The Update clarifies that an acquirer should apply ASC 606 principles when recognizing and measuring contract assets and contract liabilities assumed in a business combination, as if the acquirer itself had originated the contract. That is, a contract asset or liability should be recognized based on the definition of a performance obligation and measured based on its transaction price rather than its fair value at the acquisition date. This will generally result in an acquirer recognizing and measuring acquired contract assets and contract liabilities consistent with how they were recognized and measured in the acquiree’s financial statements
The amendments apply to contracts with customers and other contracts to which ASC 606 principles apply, such as contract liabilities resulting from the sale of nonfinancial assets under ASC 610-20 — Other Income — Gains and Losses from the Derecognition of Nonfinancial Asset.
It is important to note that the amendments do not change the accounting for other acquired assets and liabilities that may arise from revenue contracts, including customer-related and contract-related intangible assets such as customer relationship assets and backlog assets. Those assets and liabilities will continue to be accounted for at fair value as required by ASC 805.
In certain circumstances, an acquirer may not be able to rely on the acquiree’s application of ASC 606, for example when errors were identified in the acquiree’s accounting or when the acquiree’s accounting policies do not conform to those of the acquirer. Therefore, the acquirer will independently apply the provisions of ASC 606 to record those acquired contracts.
The Update provides several practical expedients that an acquirer can elect if they are required to reassess revenue contracts as of the acquisition date, including:
- The option to reflect the aggregate effect of all modifications prior to acquisition date when (1) identifying satisfied and unsatisfied performance obligations, (2) determining the transaction price, and (3) allocating the transaction price to satisfied and unsatisfied performance obligations, and
- The option to determine standalone selling price at the acquisition date. An entity’s use of practical expedients must be disclosed
Effective Dates and Transition
The Update is effective for public companies in fiscal years starting after December 15, 2022, including interim periods therein.
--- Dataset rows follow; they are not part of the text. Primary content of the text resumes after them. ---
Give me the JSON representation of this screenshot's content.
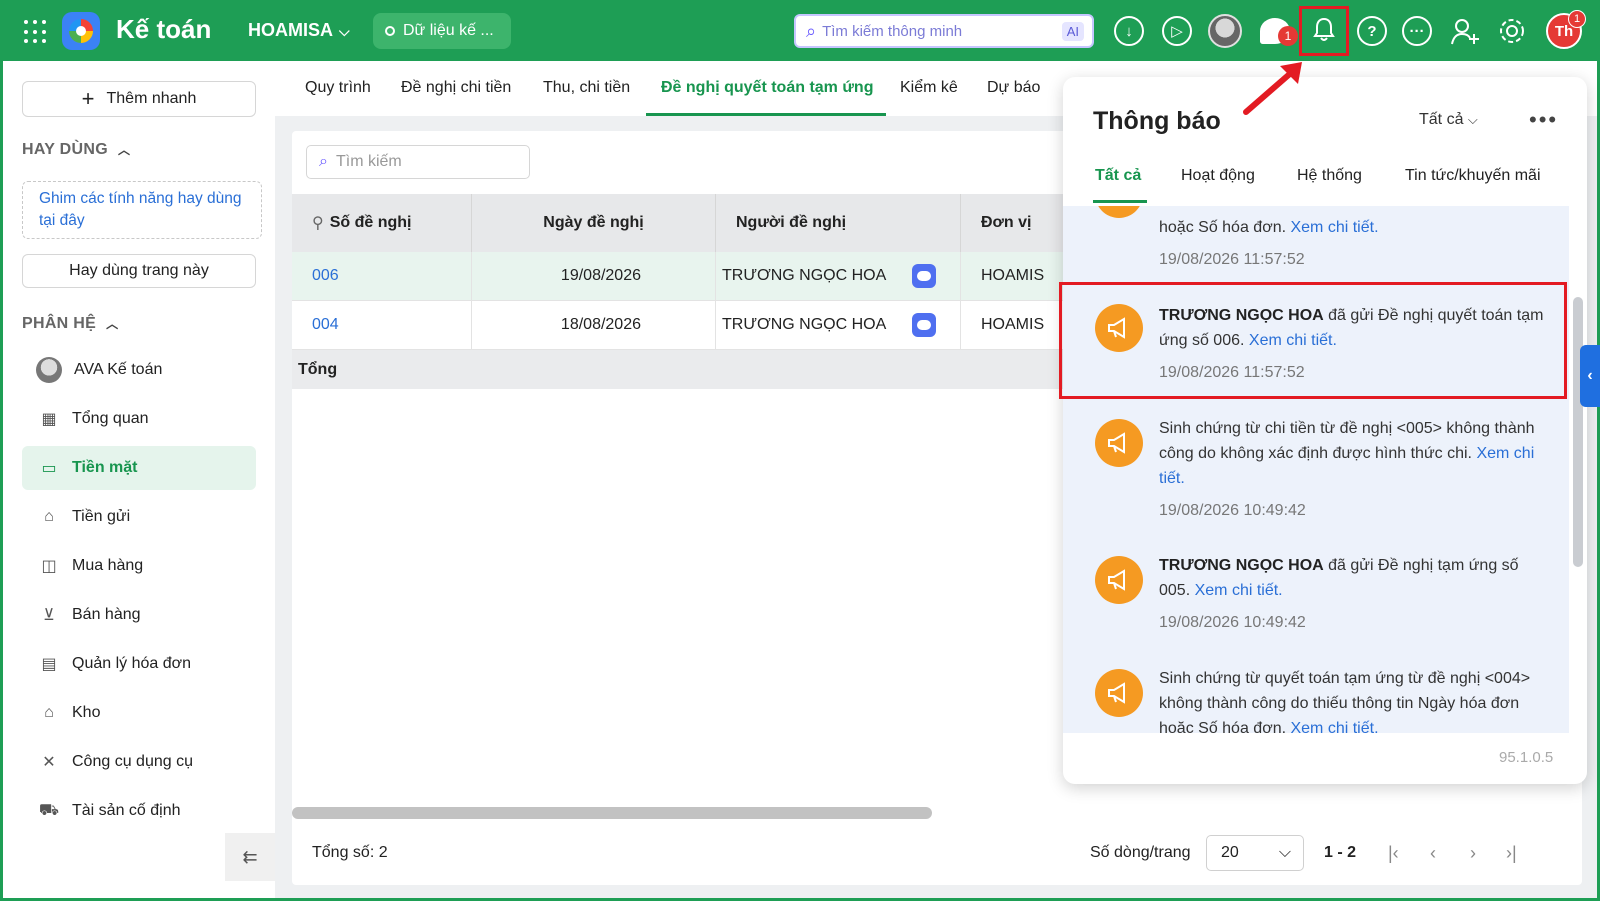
{
  "topbar": {
    "app_title": "Kế toán",
    "company": "HOAMISA",
    "data_pill": "Dữ liệu kế ...",
    "search_placeholder": "Tìm kiếm thông minh",
    "ai_badge": "AI",
    "chat_badge": "1",
    "user_initials": "Th",
    "user_badge": "1"
  },
  "sidebar": {
    "quick_add": "Thêm nhanh",
    "favorites_title": "HAY DÙNG",
    "pin_hint": "Ghim các tính năng hay dùng tại đây",
    "favorite_page_button": "Hay dùng trang này",
    "modules_title": "PHÂN HỆ",
    "items": [
      {
        "label": "AVA Kế toán",
        "icon": "avatar"
      },
      {
        "label": "Tổng quan",
        "icon": "dashboard-icon"
      },
      {
        "label": "Tiền mặt",
        "icon": "cash-icon",
        "active": true
      },
      {
        "label": "Tiền gửi",
        "icon": "bank-icon"
      },
      {
        "label": "Mua hàng",
        "icon": "bag-icon"
      },
      {
        "label": "Bán hàng",
        "icon": "cart-icon"
      },
      {
        "label": "Quản lý hóa đơn",
        "icon": "invoice-icon"
      },
      {
        "label": "Kho",
        "icon": "warehouse-icon"
      },
      {
        "label": "Công cụ dụng cụ",
        "icon": "tools-icon"
      },
      {
        "label": "Tài sản cố định",
        "icon": "car-icon"
      }
    ]
  },
  "tabs": [
    {
      "label": "Quy trình"
    },
    {
      "label": "Đề nghị chi tiền"
    },
    {
      "label": "Thu, chi tiền"
    },
    {
      "label": "Đề nghị quyết toán tạm ứng",
      "active": true
    },
    {
      "label": "Kiểm kê"
    },
    {
      "label": "Dự báo"
    }
  ],
  "search": {
    "placeholder": "Tìm kiếm"
  },
  "table": {
    "columns": [
      "Số đề nghị",
      "Ngày đề nghị",
      "Người đề nghị",
      "Đơn vị"
    ],
    "rows": [
      {
        "so": "006",
        "ngay": "19/08/2026",
        "nguoi": "TRƯƠNG NGỌC HOA",
        "don_vi": "HOAMIS"
      },
      {
        "so": "004",
        "ngay": "18/08/2026",
        "nguoi": "TRƯƠNG NGỌC HOA",
        "don_vi": "HOAMIS"
      }
    ],
    "total_label": "Tổng"
  },
  "footer": {
    "total": "Tổng số: 2",
    "rows_per_page_label": "Số dòng/trang",
    "rows_per_page": "20",
    "range": "1 - 2"
  },
  "notifications": {
    "title": "Thông báo",
    "filter": "Tất cả",
    "tabs": [
      "Tất cả",
      "Hoạt động",
      "Hệ thống",
      "Tin tức/khuyến mãi"
    ],
    "items": [
      {
        "text": "hoặc Số hóa đơn.",
        "link": "Xem chi tiết.",
        "time": "19/08/2026 11:57:52"
      },
      {
        "sender": "TRƯƠNG NGỌC HOA",
        "text": "đã gửi Đề nghị quyết toán tạm ứng số 006.",
        "link": "Xem chi tiết.",
        "time": "19/08/2026 11:57:52"
      },
      {
        "text": "Sinh chứng từ chi tiền từ đề nghị <005> không thành công do không xác định được hình thức chi.",
        "link": "Xem chi tiết.",
        "time": "19/08/2026 10:49:42"
      },
      {
        "sender": "TRƯƠNG NGỌC HOA",
        "text": "đã gửi Đề nghị tạm ứng số 005.",
        "link": "Xem chi tiết.",
        "time": "19/08/2026 10:49:42"
      },
      {
        "text": "Sinh chứng từ quyết toán tạm ứng từ đề nghị <004> không thành công do thiếu thông tin Ngày hóa đơn hoặc Số hóa đơn.",
        "link": "Xem chi tiết.",
        "time": ""
      }
    ],
    "version": "95.1.0.5"
  },
  "colors": {
    "brand": "#1e9e55",
    "accent": "#18954f",
    "link": "#2a6fd6",
    "alert": "#e31b23"
  }
}
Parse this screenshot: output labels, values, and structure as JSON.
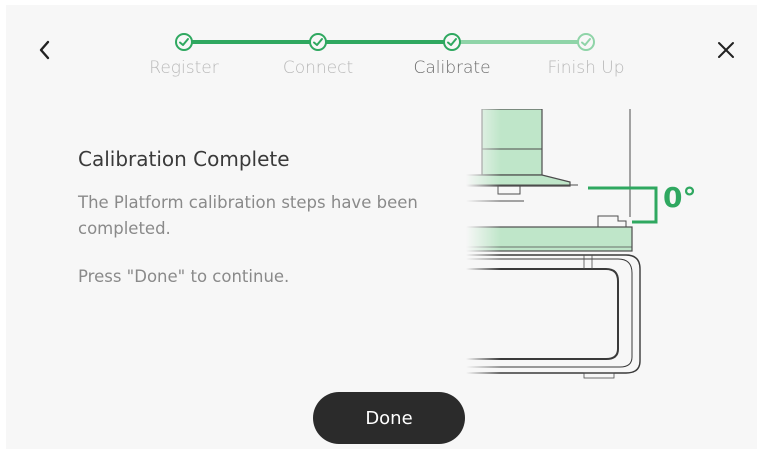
{
  "header": {
    "back_icon": "chevron-left-icon",
    "close_icon": "close-icon"
  },
  "stepper": {
    "steps": [
      {
        "label": "Register",
        "state": "complete"
      },
      {
        "label": "Connect",
        "state": "complete"
      },
      {
        "label": "Calibrate",
        "state": "active"
      },
      {
        "label": "Finish Up",
        "state": "upcoming"
      }
    ],
    "colors": {
      "done": "#2fa860",
      "pending": "#8fd4a8"
    }
  },
  "content": {
    "title": "Calibration Complete",
    "description": "The Platform calibration steps have been completed.",
    "hint": "Press \"Done\" to continue."
  },
  "illustration": {
    "angle_label": "0°",
    "accent_color": "#2fa860",
    "fill_color": "#bfe6c9"
  },
  "footer": {
    "done_label": "Done"
  }
}
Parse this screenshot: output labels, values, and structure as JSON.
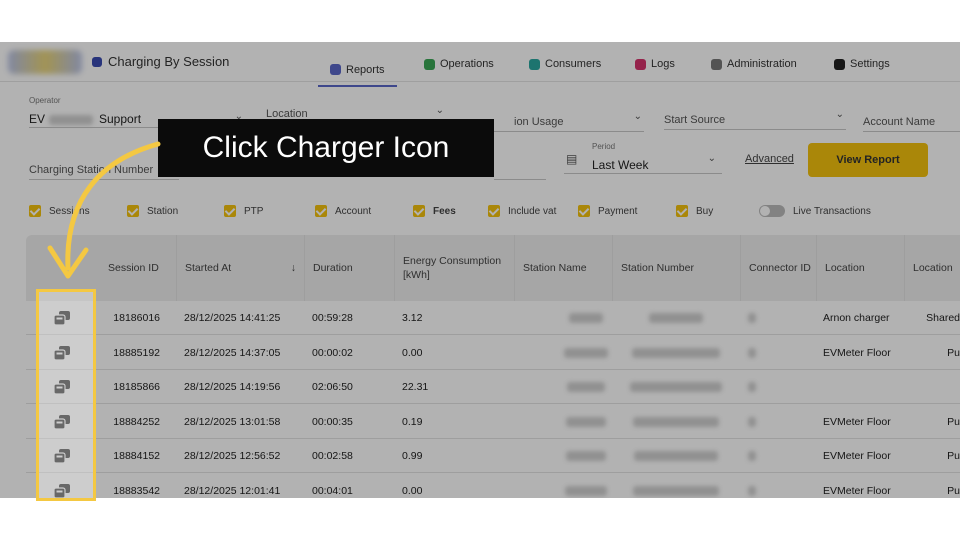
{
  "header": {
    "page_title": "Charging By Session",
    "tabs": [
      {
        "label": "Reports",
        "icon": "chart-icon",
        "color": "#5a66c8"
      },
      {
        "label": "Operations",
        "icon": "operations-icon",
        "color": "#3aa655"
      },
      {
        "label": "Consumers",
        "icon": "consumers-icon",
        "color": "#2aa6a0"
      },
      {
        "label": "Logs",
        "icon": "logs-icon",
        "color": "#d6336c"
      },
      {
        "label": "Administration",
        "icon": "admin-icon",
        "color": "#777777"
      },
      {
        "label": "Settings",
        "icon": "settings-icon",
        "color": "#222222"
      }
    ]
  },
  "filters": {
    "operator_label": "Operator",
    "operator_value_prefix": "EV",
    "operator_value_suffix": "Support",
    "location_placeholder": "Location",
    "station_usage_placeholder": "ion Usage",
    "start_source_placeholder": "Start Source",
    "account_name_placeholder": "Account Name",
    "charging_station_placeholder": "Charging Station Number",
    "period_label": "Period",
    "period_value": "Last Week",
    "advanced_label": "Advanced",
    "view_report_label": "View Report"
  },
  "checkboxes": [
    {
      "label": "Sessions",
      "checked": true
    },
    {
      "label": "Station",
      "checked": true
    },
    {
      "label": "PTP",
      "checked": true
    },
    {
      "label": "Account",
      "checked": true
    },
    {
      "label": "Fees",
      "checked": true
    },
    {
      "label": "Include vat",
      "checked": true
    },
    {
      "label": "Payment",
      "checked": true
    },
    {
      "label": "Buy",
      "checked": true
    }
  ],
  "live_transactions_label": "Live Transactions",
  "table": {
    "columns": [
      "Session ID",
      "Started At",
      "Duration",
      "Energy Consumption [kWh]",
      "Station Name",
      "Station Number",
      "Connector ID",
      "Location",
      "Location"
    ],
    "rows": [
      {
        "session_id": "18186016",
        "started_at": "28/12/2025 14:41:25",
        "duration": "00:59:28",
        "energy": "3.12",
        "location": "Arnon charger",
        "location_type": "Shared"
      },
      {
        "session_id": "18885192",
        "started_at": "28/12/2025 14:37:05",
        "duration": "00:00:02",
        "energy": "0.00",
        "location": "EVMeter Floor",
        "location_type": "Pu"
      },
      {
        "session_id": "18185866",
        "started_at": "28/12/2025 14:19:56",
        "duration": "02:06:50",
        "energy": "22.31",
        "location": "",
        "location_type": ""
      },
      {
        "session_id": "18884252",
        "started_at": "28/12/2025 13:01:58",
        "duration": "00:00:35",
        "energy": "0.19",
        "location": "EVMeter Floor",
        "location_type": "Pu"
      },
      {
        "session_id": "18884152",
        "started_at": "28/12/2025 12:56:52",
        "duration": "00:02:58",
        "energy": "0.99",
        "location": "EVMeter Floor",
        "location_type": "Pu"
      },
      {
        "session_id": "18883542",
        "started_at": "28/12/2025 12:01:41",
        "duration": "00:04:01",
        "energy": "0.00",
        "location": "EVMeter Floor",
        "location_type": "Pu"
      }
    ]
  },
  "callout": {
    "text": "Click Charger Icon",
    "highlight_color": "#f4c842"
  },
  "colors": {
    "accent": "#f4c20d",
    "tab_underline": "#5a66c8"
  }
}
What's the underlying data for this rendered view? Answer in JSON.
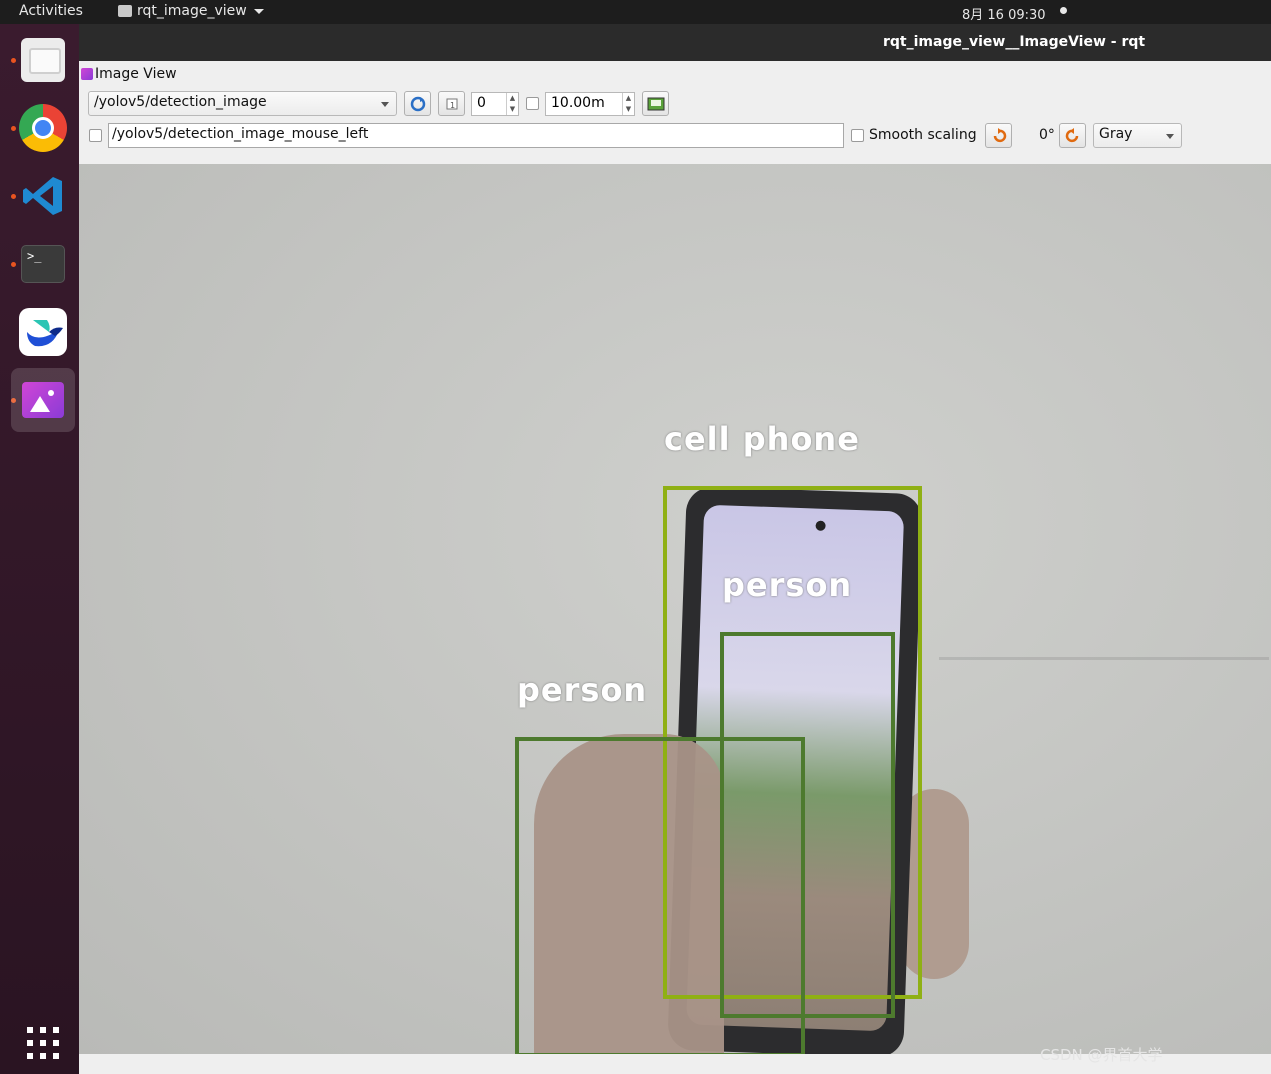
{
  "topbar": {
    "activities": "Activities",
    "app_name": "rqt_image_view",
    "clock": "8月 16  09:30"
  },
  "dock": {
    "items": [
      "files-icon",
      "chrome-icon",
      "vscode-icon",
      "terminal-icon",
      "feishu-icon",
      "image-viewer-icon",
      "show-apps-icon"
    ],
    "terminal_glyph": ">_"
  },
  "window": {
    "title": "rqt_image_view__ImageView - rqt",
    "plugin_title": "Image View"
  },
  "toolbar": {
    "topic": "/yolov5/detection_image",
    "spin_value": "0",
    "rate_value": "10.00m",
    "mouse_topic": "/yolov5/detection_image_mouse_left",
    "smooth_scaling_label": "Smooth scaling",
    "rotation": "0°",
    "color_mode": "Gray"
  },
  "detections": [
    {
      "label": "cell phone",
      "color": "#8fb014"
    },
    {
      "label": "person",
      "color": "#4d7a2e"
    },
    {
      "label": "person",
      "color": "#4d7a2e"
    }
  ],
  "watermark": "CSDN @界首大学"
}
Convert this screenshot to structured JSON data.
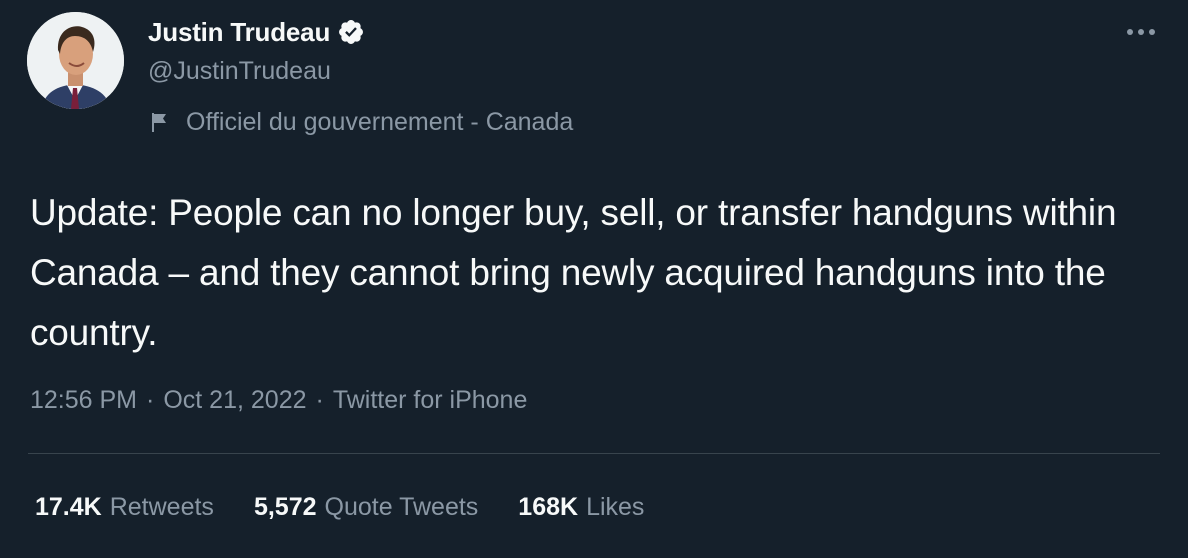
{
  "author": {
    "display_name": "Justin Trudeau",
    "handle": "@JustinTrudeau",
    "verified": true,
    "affiliation": "Officiel du gouvernement - Canada"
  },
  "tweet": {
    "text": "Update: People can no longer buy, sell, or transfer handguns within Canada – and they cannot bring newly acquired handguns into the country.",
    "time": "12:56 PM",
    "date": "Oct 21, 2022",
    "source": "Twitter for iPhone",
    "separator": "·"
  },
  "stats": {
    "retweets": {
      "count": "17.4K",
      "label": "Retweets"
    },
    "quotes": {
      "count": "5,572",
      "label": "Quote Tweets"
    },
    "likes": {
      "count": "168K",
      "label": "Likes"
    }
  },
  "icons": {
    "verified": "verified-badge-icon",
    "affiliation": "flag-icon",
    "more": "more-options-icon"
  },
  "colors": {
    "background": "#15202b",
    "primary_text": "#f7f9f9",
    "secondary_text": "#8b98a5",
    "divider": "#38444d"
  }
}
All other entities are required to apply this Update in fiscal years starting after December 15, 2023, including interim periods therein. The Update is to be applied prospectively to all business combinations occurring on or subsequent to the adoption date. Early adoption, including adoption in an interim period, is allowed. Should a company decide to adopt the Update during an interim period, the company must adopt the Update on:
- A retrospective basis for all business combinations occurring on or after the start of the fiscal year of adoption and
- Prospectively beginning on the date of adoption.